# My dog (tas) enjoys a rare moment in the UK,dry grass



## slingshot_sniper (Feb 20, 2011)

He blows you all a kiss too


----------



## PandaMan (Oct 14, 2010)

Nice dog!








And yes, it is rare to have dry grass here...







.........


----------



## slingshot_sniper (Feb 20, 2011)

If it was a hare/rabbit or defenseless bird, I bet I'd get more views


----------



## NoSugarRob (Jun 3, 2010)

thats a funny lookin pooch man. what breed is it ?


----------



## slingshot_sniper (Feb 20, 2011)

NoSugarRob said:


> thats a funny lookin pooch man. what breed is it ?


He's a Boston Terrier and cost £1,000 5 years ago and he's been worth every penny and plus some


----------



## PandaMan (Oct 14, 2010)

Oh yeah, I forgot to mention. It's good to see a dog walker using a harness as opposed to a collar.

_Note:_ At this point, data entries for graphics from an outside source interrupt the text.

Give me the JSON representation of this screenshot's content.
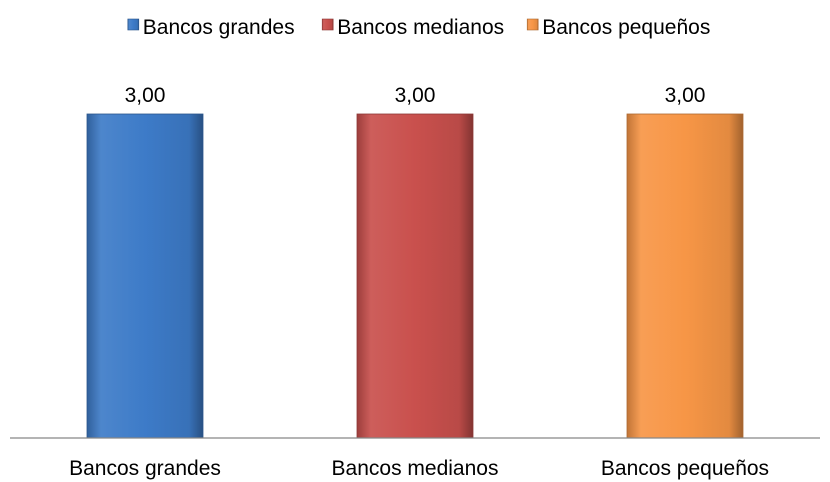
{
  "chart_data": {
    "type": "bar",
    "categories": [
      "Bancos grandes",
      "Bancos medianos",
      "Bancos pequeños"
    ],
    "series": [
      {
        "name": "Bancos grandes",
        "color": "#3d7bc8",
        "values": [
          3.0,
          null,
          null
        ],
        "labels": [
          "3,00",
          null,
          null
        ]
      },
      {
        "name": "Bancos medianos",
        "color": "#c9504d",
        "values": [
          null,
          3.0,
          null
        ],
        "labels": [
          null,
          "3,00",
          null
        ]
      },
      {
        "name": "Bancos pequeños",
        "color": "#f79646",
        "values": [
          null,
          null,
          3.0
        ],
        "labels": [
          null,
          null,
          "3,00"
        ]
      }
    ],
    "ylim": [
      0,
      3.5
    ],
    "legend": "top",
    "grid": false,
    "title": "",
    "xlabel": "",
    "ylabel": ""
  }
}
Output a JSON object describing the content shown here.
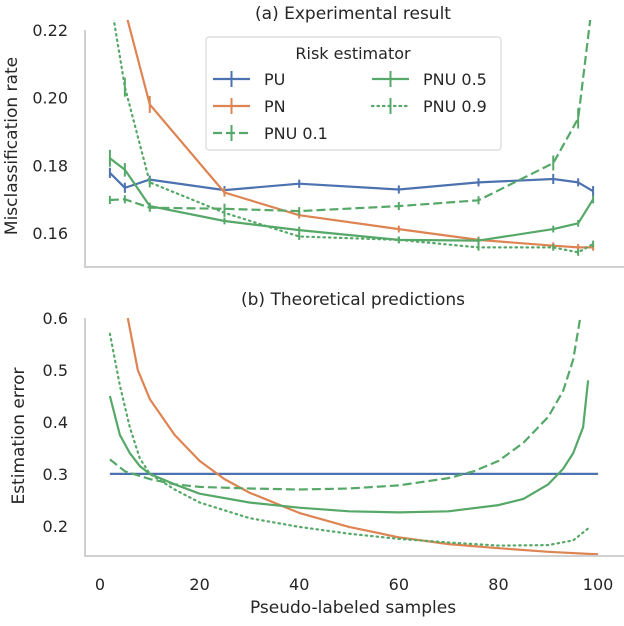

I see lots of people just letting their dogs strangle themselves...


----------



## NoSugarRob (Jun 3, 2010)

tar for reply


----------



## Dayhiker (Mar 13, 2010)

Awfully cute dog there, mate. 
"If the sun don't come you get a tan from standing in the English rain."


----------



## Flatband (Dec 18, 2009)

Great looking Terrier there Sniper! I have two "Terrible Terriers"! They are Yorkies and brothers and typical hard headed terriers. They are pure breeds coming from the old blood lines when Yorkies were ratters and bigger then the popular 5-7 pounds you see now a days. My Boys are 17 and 21 pounds. The smaller one is a wild card with a personality that only someone who loves him a ton ( that would be me) could tolerate.Protective, defensive,ornery,moody-he has it all. The other ( bigger one) I call a "gift from God". He is my shadow, and a real friendly soul without a mad or angry bone in his body-a real "Good Boy". I know you feel the same way about your little guy but they are really something special aren't they? God bless them all Bud! Flatband


----------